二話『僕は君の……』
「え……嘘でしょ……?!」
首を回して確認する時雨が見たものは、隣の開けっ放しの部屋から出てきた少女だった。
茶色の髪を風に揺らし、ハチミツのような、くすんだ黄色の瞳でアパートからの景色……アクア領の都内の方角を見つめる少女。
少女はすぐに時雨の事に気が付くと、振り向き際に顔に掛かる髪を掻き上げ、微笑みながら言った。
「あ、もしかしてお隣さんですか?」
「そう……だけど……。琥珀ちゃん……だよね……?」
「……!」
そこで二人揃って目を丸くする。
そしてすぐに少女は、何かに納得したかのように両手を合わせて答えた。
「君がグリムソウルさんが言ってた人かぁ。これももしかしてだけど私と親しい人だったりするのかな?」
「え……? 琥珀ちゃん変だよ……どうしたの?」
そこで少女は共用廊下の手摺に重心を乗せて、都内を再びぼんやりと眺めて返した。
「私……記憶無いんだ」
「それって……」
「うん。記憶喪失って奴かな? 残された物はメイド服と一つの魔法だけ……」
少女がそう言って少しの間、沈黙が訪れる。
しかしすぐに少女は小さく跳ねるように時雨の方へ振り向くと、微笑む顔のすぐ横でピースを作って続けた。
「まぁ良いけどねっ。気にしてないし!」
そしてそのまま時雨の手を掴む。
「それで君は……私のなんだったのかな……? もしかして主様だったり? メイド服は君の趣味だったり??」
一瞬見せた曇る表情を隠すように、少女は少し楽しげに言った。
自分と関係のある人間と接するのが興味深いのだろう。しかしその反面、その関係を忘れてしまっている事を寂しく思う気持ちがあるのが推測できる。

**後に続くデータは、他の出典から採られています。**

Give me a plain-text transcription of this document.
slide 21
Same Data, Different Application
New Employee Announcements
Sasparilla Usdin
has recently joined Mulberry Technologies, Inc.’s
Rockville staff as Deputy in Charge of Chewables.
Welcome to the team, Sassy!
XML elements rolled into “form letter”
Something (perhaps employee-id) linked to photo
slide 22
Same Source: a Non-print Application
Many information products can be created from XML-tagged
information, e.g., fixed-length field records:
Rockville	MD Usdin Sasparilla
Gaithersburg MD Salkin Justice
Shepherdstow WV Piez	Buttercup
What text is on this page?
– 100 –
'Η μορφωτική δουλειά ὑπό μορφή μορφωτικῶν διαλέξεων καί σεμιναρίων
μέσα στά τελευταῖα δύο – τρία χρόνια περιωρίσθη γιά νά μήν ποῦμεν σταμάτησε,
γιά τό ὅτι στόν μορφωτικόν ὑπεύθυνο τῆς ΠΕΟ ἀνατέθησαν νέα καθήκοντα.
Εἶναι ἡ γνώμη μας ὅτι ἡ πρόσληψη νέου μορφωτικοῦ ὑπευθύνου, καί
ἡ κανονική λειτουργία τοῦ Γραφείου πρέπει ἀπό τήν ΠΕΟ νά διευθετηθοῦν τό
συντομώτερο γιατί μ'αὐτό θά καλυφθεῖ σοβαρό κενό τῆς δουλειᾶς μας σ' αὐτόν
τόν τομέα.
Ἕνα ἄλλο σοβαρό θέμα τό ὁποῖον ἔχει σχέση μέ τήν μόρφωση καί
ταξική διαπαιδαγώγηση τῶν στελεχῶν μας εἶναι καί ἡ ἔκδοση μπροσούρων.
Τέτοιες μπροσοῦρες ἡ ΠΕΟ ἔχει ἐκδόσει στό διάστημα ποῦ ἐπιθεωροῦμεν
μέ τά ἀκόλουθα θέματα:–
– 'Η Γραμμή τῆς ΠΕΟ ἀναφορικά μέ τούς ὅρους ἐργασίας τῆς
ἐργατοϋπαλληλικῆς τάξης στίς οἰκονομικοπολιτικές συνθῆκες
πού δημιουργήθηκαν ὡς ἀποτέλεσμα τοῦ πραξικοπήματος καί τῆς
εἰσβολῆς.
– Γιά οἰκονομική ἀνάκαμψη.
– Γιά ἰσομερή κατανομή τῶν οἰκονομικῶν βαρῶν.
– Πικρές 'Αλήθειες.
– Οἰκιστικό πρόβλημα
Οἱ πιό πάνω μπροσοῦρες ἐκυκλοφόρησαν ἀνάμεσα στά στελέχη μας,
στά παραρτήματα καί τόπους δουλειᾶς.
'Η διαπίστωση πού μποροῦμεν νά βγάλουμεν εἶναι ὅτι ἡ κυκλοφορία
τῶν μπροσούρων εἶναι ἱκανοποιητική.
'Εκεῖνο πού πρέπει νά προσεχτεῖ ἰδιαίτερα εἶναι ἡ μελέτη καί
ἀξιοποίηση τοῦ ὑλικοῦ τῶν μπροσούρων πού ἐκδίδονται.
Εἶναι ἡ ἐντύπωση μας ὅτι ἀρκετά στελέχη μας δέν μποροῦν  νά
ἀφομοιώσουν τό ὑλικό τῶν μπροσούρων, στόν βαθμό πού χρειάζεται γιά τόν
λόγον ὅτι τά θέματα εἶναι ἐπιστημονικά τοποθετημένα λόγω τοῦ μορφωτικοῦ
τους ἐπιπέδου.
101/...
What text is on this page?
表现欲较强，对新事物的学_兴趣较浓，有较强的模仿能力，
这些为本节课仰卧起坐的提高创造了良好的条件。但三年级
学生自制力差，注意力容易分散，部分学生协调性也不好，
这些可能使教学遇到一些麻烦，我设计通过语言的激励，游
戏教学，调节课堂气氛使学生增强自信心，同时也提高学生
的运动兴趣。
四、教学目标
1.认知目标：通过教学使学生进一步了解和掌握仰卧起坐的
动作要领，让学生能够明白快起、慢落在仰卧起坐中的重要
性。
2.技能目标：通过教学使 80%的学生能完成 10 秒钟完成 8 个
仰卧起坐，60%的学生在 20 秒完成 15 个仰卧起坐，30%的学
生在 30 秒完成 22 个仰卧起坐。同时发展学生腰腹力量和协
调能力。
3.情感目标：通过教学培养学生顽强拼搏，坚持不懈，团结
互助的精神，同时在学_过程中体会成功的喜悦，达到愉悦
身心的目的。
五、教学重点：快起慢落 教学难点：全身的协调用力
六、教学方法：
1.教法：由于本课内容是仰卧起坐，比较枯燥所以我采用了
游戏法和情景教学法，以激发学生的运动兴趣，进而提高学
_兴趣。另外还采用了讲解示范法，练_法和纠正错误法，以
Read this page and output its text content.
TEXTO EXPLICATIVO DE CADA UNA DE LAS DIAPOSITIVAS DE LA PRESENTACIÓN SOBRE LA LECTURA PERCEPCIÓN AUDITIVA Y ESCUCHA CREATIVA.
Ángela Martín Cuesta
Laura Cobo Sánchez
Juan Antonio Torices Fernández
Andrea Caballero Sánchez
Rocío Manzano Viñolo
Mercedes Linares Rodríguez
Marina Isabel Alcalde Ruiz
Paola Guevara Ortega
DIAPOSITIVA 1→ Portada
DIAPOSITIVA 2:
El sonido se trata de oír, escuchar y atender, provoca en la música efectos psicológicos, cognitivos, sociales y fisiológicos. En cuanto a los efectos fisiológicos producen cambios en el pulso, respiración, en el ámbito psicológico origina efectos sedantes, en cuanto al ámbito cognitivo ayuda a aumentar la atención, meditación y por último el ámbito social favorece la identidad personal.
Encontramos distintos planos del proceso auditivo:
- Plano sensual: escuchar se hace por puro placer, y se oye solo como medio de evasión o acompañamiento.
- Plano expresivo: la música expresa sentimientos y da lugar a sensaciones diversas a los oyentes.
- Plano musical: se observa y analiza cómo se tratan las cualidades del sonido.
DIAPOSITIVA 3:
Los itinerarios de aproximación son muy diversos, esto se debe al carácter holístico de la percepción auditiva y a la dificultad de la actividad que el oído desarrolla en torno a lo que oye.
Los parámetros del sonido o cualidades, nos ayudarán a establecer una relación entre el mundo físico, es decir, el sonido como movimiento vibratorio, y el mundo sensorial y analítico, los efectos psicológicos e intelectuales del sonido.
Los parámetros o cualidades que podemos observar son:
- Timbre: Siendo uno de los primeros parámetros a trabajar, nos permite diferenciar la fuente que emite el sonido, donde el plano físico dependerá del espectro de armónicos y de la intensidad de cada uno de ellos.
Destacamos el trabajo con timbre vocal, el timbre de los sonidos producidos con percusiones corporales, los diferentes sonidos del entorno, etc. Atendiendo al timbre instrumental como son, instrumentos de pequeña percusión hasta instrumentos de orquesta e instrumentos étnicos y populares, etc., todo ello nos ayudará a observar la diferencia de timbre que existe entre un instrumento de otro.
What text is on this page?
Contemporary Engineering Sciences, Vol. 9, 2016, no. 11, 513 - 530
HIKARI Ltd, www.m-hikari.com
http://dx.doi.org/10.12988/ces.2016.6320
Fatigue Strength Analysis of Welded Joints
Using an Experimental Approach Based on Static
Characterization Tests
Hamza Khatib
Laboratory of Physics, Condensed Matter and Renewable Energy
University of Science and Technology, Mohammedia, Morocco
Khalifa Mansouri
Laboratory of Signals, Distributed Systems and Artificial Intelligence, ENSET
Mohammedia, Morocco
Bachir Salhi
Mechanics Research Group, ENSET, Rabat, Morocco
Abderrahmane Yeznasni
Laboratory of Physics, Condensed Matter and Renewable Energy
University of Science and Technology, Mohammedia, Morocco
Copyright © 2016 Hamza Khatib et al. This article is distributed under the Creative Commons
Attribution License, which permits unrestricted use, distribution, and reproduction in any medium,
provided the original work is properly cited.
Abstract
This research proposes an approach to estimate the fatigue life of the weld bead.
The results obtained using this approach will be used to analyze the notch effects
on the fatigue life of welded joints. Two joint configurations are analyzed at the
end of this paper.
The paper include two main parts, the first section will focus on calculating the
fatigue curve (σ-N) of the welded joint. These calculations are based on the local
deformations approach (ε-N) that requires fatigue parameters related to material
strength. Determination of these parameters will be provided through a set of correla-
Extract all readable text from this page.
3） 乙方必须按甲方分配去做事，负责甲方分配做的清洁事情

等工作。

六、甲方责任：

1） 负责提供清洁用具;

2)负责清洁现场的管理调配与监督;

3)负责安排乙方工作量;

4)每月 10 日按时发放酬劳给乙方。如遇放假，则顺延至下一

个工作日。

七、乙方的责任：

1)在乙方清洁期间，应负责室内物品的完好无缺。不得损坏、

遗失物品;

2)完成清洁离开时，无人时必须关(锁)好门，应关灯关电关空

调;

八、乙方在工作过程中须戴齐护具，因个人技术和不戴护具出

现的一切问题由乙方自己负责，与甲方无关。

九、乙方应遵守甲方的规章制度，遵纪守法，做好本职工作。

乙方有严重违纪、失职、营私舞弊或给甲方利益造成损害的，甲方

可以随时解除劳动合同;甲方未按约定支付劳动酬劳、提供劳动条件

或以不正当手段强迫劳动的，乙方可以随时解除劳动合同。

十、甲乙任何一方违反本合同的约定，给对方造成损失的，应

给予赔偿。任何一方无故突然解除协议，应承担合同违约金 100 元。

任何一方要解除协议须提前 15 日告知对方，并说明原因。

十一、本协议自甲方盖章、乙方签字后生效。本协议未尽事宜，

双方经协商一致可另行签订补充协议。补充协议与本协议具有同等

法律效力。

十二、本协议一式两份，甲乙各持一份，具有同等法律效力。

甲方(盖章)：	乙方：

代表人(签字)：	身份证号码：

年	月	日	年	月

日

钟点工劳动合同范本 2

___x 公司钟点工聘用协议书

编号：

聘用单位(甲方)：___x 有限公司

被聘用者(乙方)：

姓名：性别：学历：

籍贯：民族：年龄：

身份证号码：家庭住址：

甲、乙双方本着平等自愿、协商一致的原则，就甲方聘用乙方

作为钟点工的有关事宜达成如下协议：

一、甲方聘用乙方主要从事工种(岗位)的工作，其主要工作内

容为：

時雨は、いつもの琥珀とは違うどこか大人びた笑みに少し頬を染めて答えた。
「僕は君の……」
「君の……?」
「うーん……そう、友達!」
「友達? そうなの??」
「うん! だからこれからも友達で居てくれるかな?」
少女は一瞬呆けた表情を見せたが、すぐに静かに広角を吊り上げて答えた。
「ふふ。こちらこそ、よろしくね。時雨君!」
「僕の名前知ってたの?!」
驚く時雨。少女はそんな時雨を見つめ、背中で腕を組みながら答える。
「名前だけはグリムソウルさんに聞いてた! 他は何も知らないけど!」
そして自室に戻りながら続ける。
「けど君って正直な人ね。もし恋人だったなんて言われたら、どうしようかと考えたのに」
すぐに少女は、「ま、私に恋人なんて、できっこ無いか」と小声で漏らす。
時雨はそんな少女から視線を逸らして呟いた。
「今の琥珀ちゃんが……僕の事を気に入ってくれたら――」
「――ん? なんて言ったのー??」
少女の半身が玄関に隠れた所で、時雨が呟いた為、少女が身を乗り出して尋ねる。
時雨は慌てて答えた。
「んーん! な、何でも無いよ! これからもお互い大変だけど、頑張っていこ!」
「そうね!」
笑顔の少女は再びピースを作って部屋に戻って行く。
そうして少女は玄関の扉を閉め、時雨が部屋に入るのを音で確認をした所で、力が抜けたかのように近くの壁にもたれ掛かって呟いた。